- Created by: Maya Ilsøe
- Composer: Aslak Hartberg
- Country of origin: Denmark
- No. of seasons: 1
- No. of episodes: 24

Production
- Running time: 25 minutes

Original release
- Release: December 1 – December 24, 2009

= Pagten =

Danish television series

Pagten (English: The Pact) is a Danish television series in the form of televised Advent Calendar that was shown over the Christmas period in 2009. It was written by Maya Ilsøe. It was screened for Jóladagatal Sjónvarpsins in 2011 & 2016.

== Plot ==
Pagten centers around the boy Malte, who meets the nisse (elf/gnome) Lyda, whose family is in danger because of the ice-witch Iselin, who wants to freeze the nisser so that she can rule supreme in the magical world. But there is one thing that can prevent her from achieving her goal, the Pact. Malte and Lyda must go through three difficult tests in order to win the Pact, which was created between the human N. F. S. Grundtvig and Lyda's nisse-mother, Saia, centuries ago, but when Malte fails the second test the nisser must draw Malte's schoolmate Rune into the ordeal.

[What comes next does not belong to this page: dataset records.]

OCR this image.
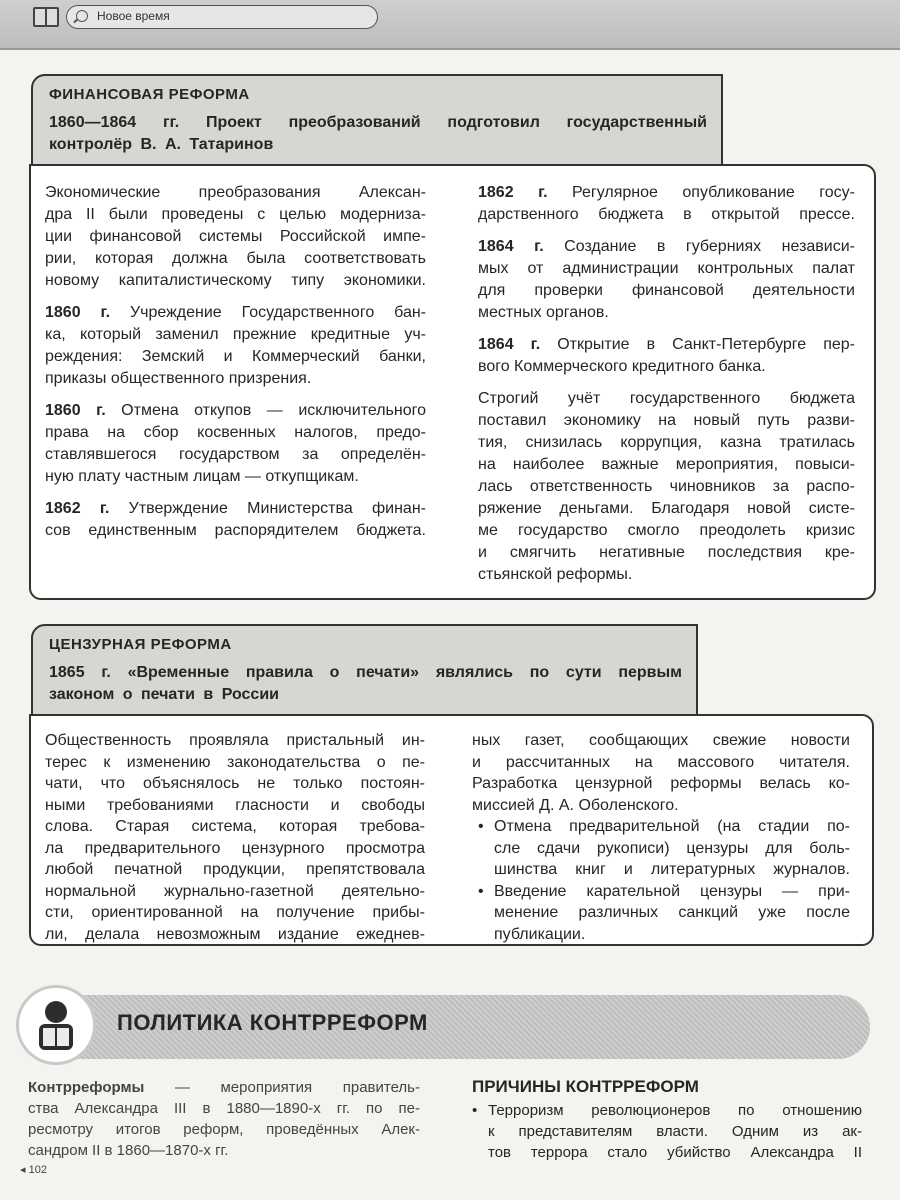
Новое время
ФИНАНСОВАЯ РЕФОРМА
1860—1864 гг. Проект преобразований подготовил государственный
контролёр В. А. Татаринов
Экономические преобразования Алексан-
дра II были проведены с целью модерниза-
ции финансовой системы Российской импе-
рии, которая должна была соответствовать
новому капиталистическому типу экономики.
1860 г. Учреждение Государственного бан-
ка, который заменил прежние кредитные уч-
реждения: Земский и Коммерческий банки,
приказы общественного призрения.
1860 г. Отмена откупов — исключительного
права на сбор косвенных налогов, предо-
ставлявшегося государством за определён-
ную плату частным лицам — откупщикам.
1862 г. Утверждение Министерства финан-
сов единственным распорядителем бюджета.
1862 г. Регулярное опубликование госу-
дарственного бюджета в открытой прессе.
1864 г. Создание в губерниях независи-
мых от администрации контрольных палат
для проверки финансовой деятельности
местных органов.
1864 г. Открытие в Санкт-Петербурге пер-
вого Коммерческого кредитного банка.
Строгий учёт государственного бюджета
поставил экономику на новый путь разви-
тия, снизилась коррупция, казна тратилась
на наиболее важные мероприятия, повыси-
лась ответственность чиновников за распо-
ряжение деньгами. Благодаря новой систе-
ме государство смогло преодолеть кризис
и смягчить негативные последствия кре-
стьянской реформы.
ЦЕНЗУРНАЯ РЕФОРМА
1865 г. «Временные правила о печати» являлись по сути первым
законом о печати в России
Общественность проявляла пристальный ин-
терес к изменению законодательства о пе-
чати, что объяснялось не только постоян-
ными требованиями гласности и свободы
слова. Старая система, которая требова-
ла предварительного цензурного просмотра
любой печатной продукции, препятствовала
нормальной журнально-газетной деятельно-
сти, ориентированной на получение прибы-
ли, делала невозможным издание ежеднев-
ных газет, сообщающих свежие новости
и рассчитанных на массового читателя.
Разработка цензурной реформы велась ко-
миссией Д. А. Оболенского.
• Отмена предварительной (на стадии по-
сле сдачи рукописи) цензуры для боль-
шинства книг и литературных журналов.
• Введение карательной цензуры — при-
менение различных санкций уже после
публикации.
ПОЛИТИКА КОНТРРЕФОРМ
Контрреформы — мероприятия правитель-
ства Александра III в 1880—1890-х гг. по пе-
ресмотру итогов реформ, проведённых Алек-
сандром II в 1860—1870-х гг.
ПРИЧИНЫ КОНТРРЕФОРМ
• Терроризм революционеров по отношению
к представителям власти. Одним из ак-
тов террора стало убийство Александра II
◂ 102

Unbeknownst to them, Rune is a bit of a vicious bully and is working together with Iselin, who has managed to manipulate him due to his vulnerability stemming from his insecurity, sense of parental abandonment and sadness and fear of losing his parents' farm which he loves. Malte's other school-mate, Viji, has also disappeared, following a dangerous stunt on the top of the local school roof perpetuated by Rune and his group of bullies.

Malte attempts the test once more, but when they cannot accomplish it they find and rescue Viji, and gets help from her. Viji, having been Iselin's prisoner, knows where they have to go to find a map to the Pact. They do eventually find the Pact, but Iselin manages to get it from them. She tries to freeze it, but Malte and Lyda manages to steal it back. In the last episode, they use the magical Pact, Grundtvig's and Saja's (Lyda's mother) old gloves, to thaw Iselin and destroy her forever.